The patterns of genetic variation across a species range can provide information about the processes of distribution and help us to understand how ecology, evolution and geography intersect45. We believe the similarities found between populations from SM and ITA may be correlated to the same colonization event and a reasonable explanation for divergence of the other three genotypes may be due to environmental barriers—DOU occurs in a fragmental zone; MSP in an isolated island and ES surrounded by the dense forest. Thus, an isolation by environment (IBE) could be expected under the action of natural selection and/or environmentally influenced mating or migration46,47. Furthermore, Williams et al.21 described the existence of well-structured populations of Brazilian peppertree in their native habitat. This phenomenon becomes evident in pairwise study when greater differentiation rates are obtained by DOU and MSP, respectively, two populations established in a narrow area and environmentally isolated48,49.

The dendrogram based on Nei distance (Fig. 2) confirms the occurrence of clusters, but if we consider the values on pairwise estimation (Table 5) the similarity between DOU and MSP is not relevant enough to confirm they are the same lineage. Still, it is necessary further analysis in comparison with other spatially intermediate populations to better understand migration patterns and distribution of the species.

The analysis of GC–MS of the essential oil of the fruits detected 38 different compounds (major and minor), some of which were not present in all five populations. The PCA revealed that each population had a unique chemical profile. Secondary metabolites are mostly related to environmental factors including soil properties, solar radiation, temperature, altitude, humidity and harvest time22,23, it would be unexpected some clusters formation. Consistent with this expectation, our sampled populations, with the exception of ITA and MSP, were in different ecosystems and had unique chemical profiles. ITA and MSP are located geographically close together in the same pedo-climatic conditions and yet they had the greatest divergences for chemical composition between the populations. This suggests that ecosystem designations are not capturing all of the relevant variables that could result in chemical profile differences. For instance, differences in predators, disease, or pollinators could also influence secondary metabolite synthesis.

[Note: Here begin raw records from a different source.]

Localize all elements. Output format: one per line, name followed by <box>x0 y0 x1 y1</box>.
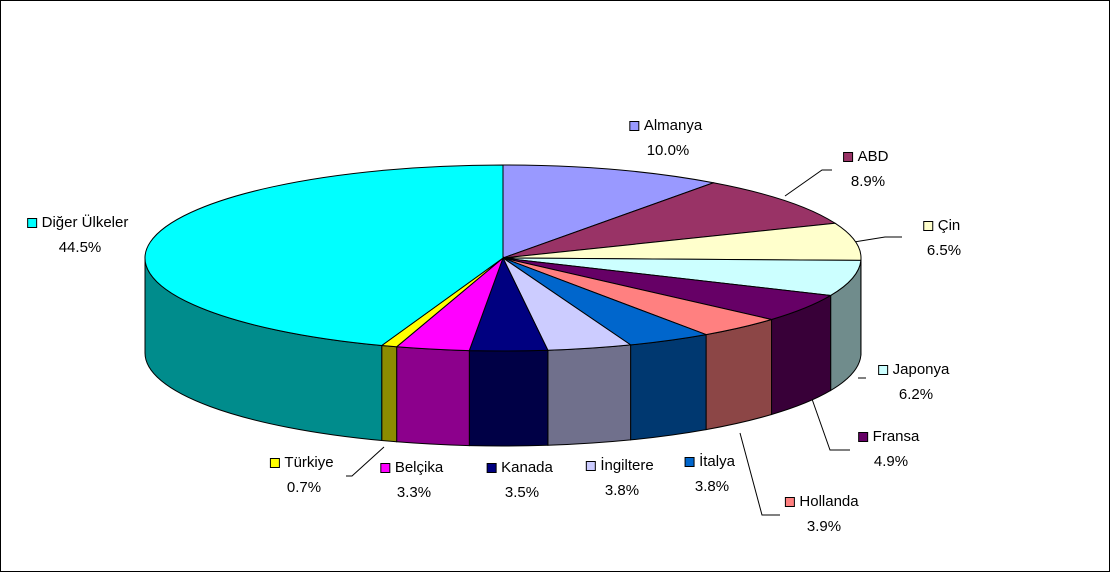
legend-label: Almanya <box>644 117 703 134</box>
pie-side <box>396 346 470 447</box>
pie-slice <box>502 164 716 259</box>
data-label: 3.8% <box>605 482 639 499</box>
legend-label: Çin <box>938 217 961 234</box>
data-label: 10.0% <box>647 142 690 159</box>
pie-side <box>381 344 398 443</box>
leader-line <box>784 169 832 197</box>
legend-label: Hollanda <box>799 493 859 510</box>
legend-label: İngiltere <box>600 456 653 474</box>
legend-label: ABD <box>858 148 889 165</box>
data-label: 3.8% <box>695 478 729 495</box>
data-label: 6.5% <box>927 242 961 259</box>
legend-label: Türkiye <box>284 454 333 471</box>
pie-slice <box>502 222 862 261</box>
legend-swatch <box>269 458 280 468</box>
pie-side <box>468 349 549 447</box>
legend-label: Diğer Ülkeler <box>42 213 129 231</box>
data-label: 0.7% <box>287 479 321 496</box>
legend-swatch <box>684 457 695 467</box>
legend-label: Japonya <box>893 361 950 378</box>
pie-side <box>547 344 632 446</box>
legend-swatch <box>486 463 497 473</box>
legend-swatch <box>923 221 934 231</box>
legend-swatch <box>784 497 795 507</box>
pie-side <box>705 318 773 431</box>
pie-slice <box>502 182 837 259</box>
data-label: 3.5% <box>505 484 539 501</box>
legend-swatch <box>27 218 38 228</box>
legend-swatch <box>878 365 889 375</box>
data-label: 8.9% <box>851 173 885 190</box>
pie-slice <box>144 164 504 347</box>
pie-side <box>630 333 707 441</box>
legend-label: Belçika <box>395 459 444 476</box>
leader-line <box>811 398 850 451</box>
legend-label: İtalya <box>699 452 736 470</box>
legend-label: Fransa <box>873 428 920 445</box>
data-label: 3.3% <box>397 484 431 501</box>
data-label: 6.2% <box>899 386 933 403</box>
legend-swatch <box>858 432 869 442</box>
legend-swatch <box>629 121 640 131</box>
leader-line <box>346 446 385 477</box>
legend-swatch <box>380 463 391 473</box>
leader-line <box>853 236 902 243</box>
legend-swatch <box>585 461 596 471</box>
pie-slice <box>502 257 862 296</box>
legend-label: Kanada <box>501 459 553 476</box>
data-label: 4.9% <box>874 453 908 470</box>
leader-line <box>739 432 780 516</box>
data-label: 44.5% <box>59 239 102 256</box>
legend-swatch <box>843 152 854 162</box>
data-label: 3.9% <box>807 518 841 535</box>
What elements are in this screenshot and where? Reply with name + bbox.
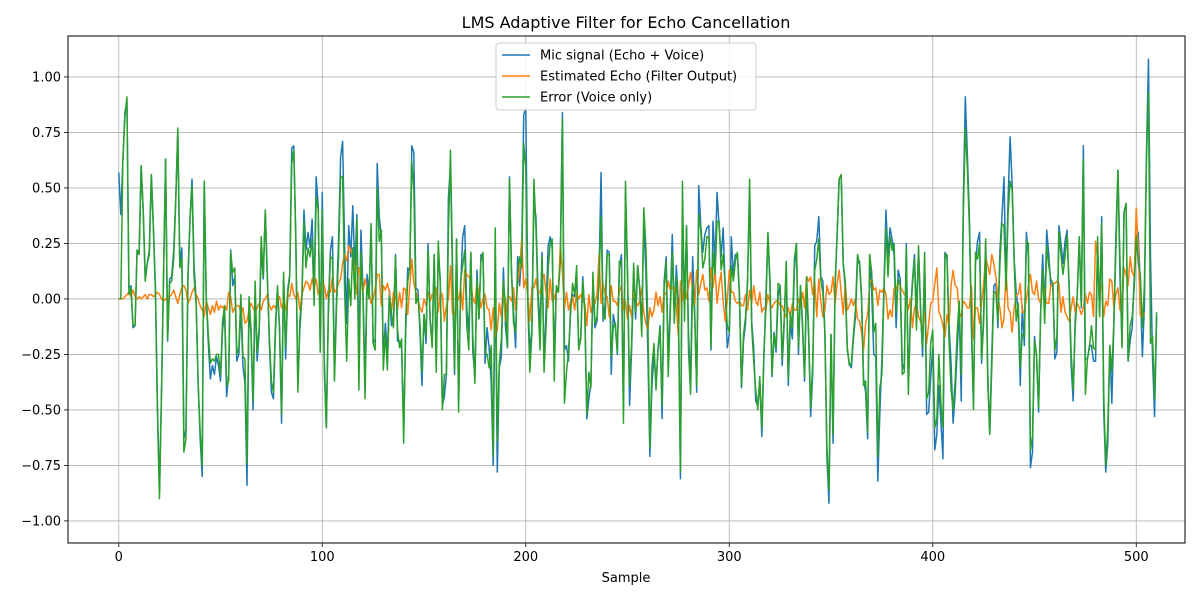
- x-tick-label: 200: [513, 550, 538, 565]
- y-tick-label: 0.75: [32, 126, 61, 141]
- series-line: [118, 91, 1158, 500]
- legend-box: [495, 42, 757, 111]
- x-tick-label: 400: [920, 550, 945, 565]
- x-tick-label: 0: [115, 550, 123, 565]
- x-tick-label: 500: [1124, 550, 1149, 565]
- x-axis-title: Sample: [602, 571, 651, 586]
- y-tick-label: 0.00: [32, 292, 61, 307]
- y-tick-label: −0.50: [21, 403, 61, 418]
- legend-label: Mic signal (Echo + Voice): [540, 49, 704, 64]
- plot-frame: [67, 35, 1186, 544]
- legend: Mic signal (Echo + Voice) Estimated Echo …: [495, 42, 757, 111]
- axis-ticks: 0 100 200 300 400 500 −1.00 −0.75 −0.50 −0.25 0.00…: [21, 70, 1149, 565]
- series-lines: [118, 58, 1158, 504]
- legend-label: Error (Voice only): [540, 91, 652, 106]
- y-tick-label: −1.00: [21, 514, 61, 529]
- legend-label: Estimated Echo (Filter Output): [540, 70, 737, 85]
- y-tick-label: 1.00: [32, 70, 61, 85]
- x-tick-label: 300: [717, 550, 742, 565]
- y-tick-label: 0.25: [32, 237, 61, 252]
- x-tick-label: 100: [310, 550, 335, 565]
- y-tick-label: −0.75: [21, 459, 61, 474]
- y-tick-label: 0.50: [32, 181, 61, 196]
- y-tick-label: −0.25: [21, 348, 61, 363]
- chart-title: LMS Adaptive Filter for Echo Cancellatio…: [462, 13, 791, 32]
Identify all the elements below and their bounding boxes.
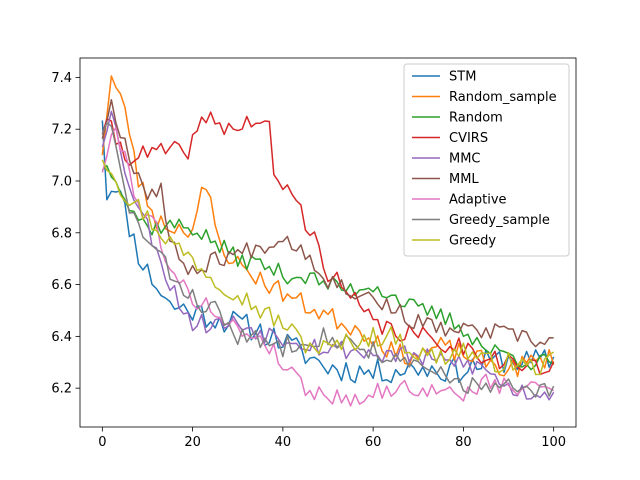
legend-label: STM (449, 70, 476, 85)
legend-label: Greedy_sample (449, 213, 550, 228)
series-line-cvirs (101, 111, 555, 376)
series-line-stm (101, 120, 555, 384)
series-line-random (101, 164, 554, 371)
series-line-adaptive (101, 126, 555, 407)
legend-label: Random_sample (449, 90, 557, 105)
y-tick-label: 7.0 (51, 175, 72, 190)
y-tick-label: 7.4 (51, 71, 72, 86)
series-line-random-sample (101, 75, 555, 378)
y-tick-label: 6.4 (51, 330, 72, 345)
legend-label: Adaptive (449, 193, 507, 208)
y-tick-label: 6.2 (51, 382, 72, 397)
y-tick-label: 7.2 (51, 123, 72, 138)
x-tick-label: 20 (184, 435, 201, 450)
series-line-mmc (101, 110, 555, 401)
legend-entries: STM Random_sample Random CVIRS MMC MML Adaptiv… (412, 70, 557, 249)
series-line-greedy (101, 159, 555, 376)
x-axis: 0 20 40 60 80 100 (98, 427, 566, 450)
legend-label: CVIRS (449, 131, 488, 146)
x-tick-label: 100 (541, 435, 566, 450)
plot-frame (79, 57, 577, 428)
series-line-mml (101, 99, 554, 348)
y-tick-label: 6.6 (51, 278, 72, 293)
y-axis: 6.2 6.4 6.6 6.8 7.0 7.2 7.4 (51, 71, 80, 397)
x-tick-label: 40 (275, 435, 292, 450)
legend-label: MML (449, 172, 479, 187)
y-tick-label: 6.8 (51, 226, 72, 241)
legend-box (403, 63, 570, 257)
legend: STM Random_sample Random CVIRS MMC MML Adaptiv… (403, 63, 570, 257)
x-tick-label: 0 (98, 435, 106, 450)
legend-label: MMC (449, 152, 481, 167)
x-tick-label: 80 (455, 435, 472, 450)
legend-label: Random (449, 111, 503, 126)
series-layer (101, 75, 555, 407)
series-line-greedy-sample (101, 122, 555, 398)
x-tick-label: 60 (365, 435, 382, 450)
legend-label: Greedy (449, 234, 496, 249)
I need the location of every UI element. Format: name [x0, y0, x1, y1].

Future studies will need to take into consideration a wider variety of factors to determine which are important for differences in chemodiversity of populations.

From a pharmacological perspective, it is important to consider every factor that might influence the bioactivity of a phytomedicine. Understanding how environmental factors affect the chemodiversity of Brazilian peppertree will make it possible to develop elite lines for industry. As more studies are conducted across a wide variety of systems, we may be able to predict how different factors will influence patterns of chemodiversity.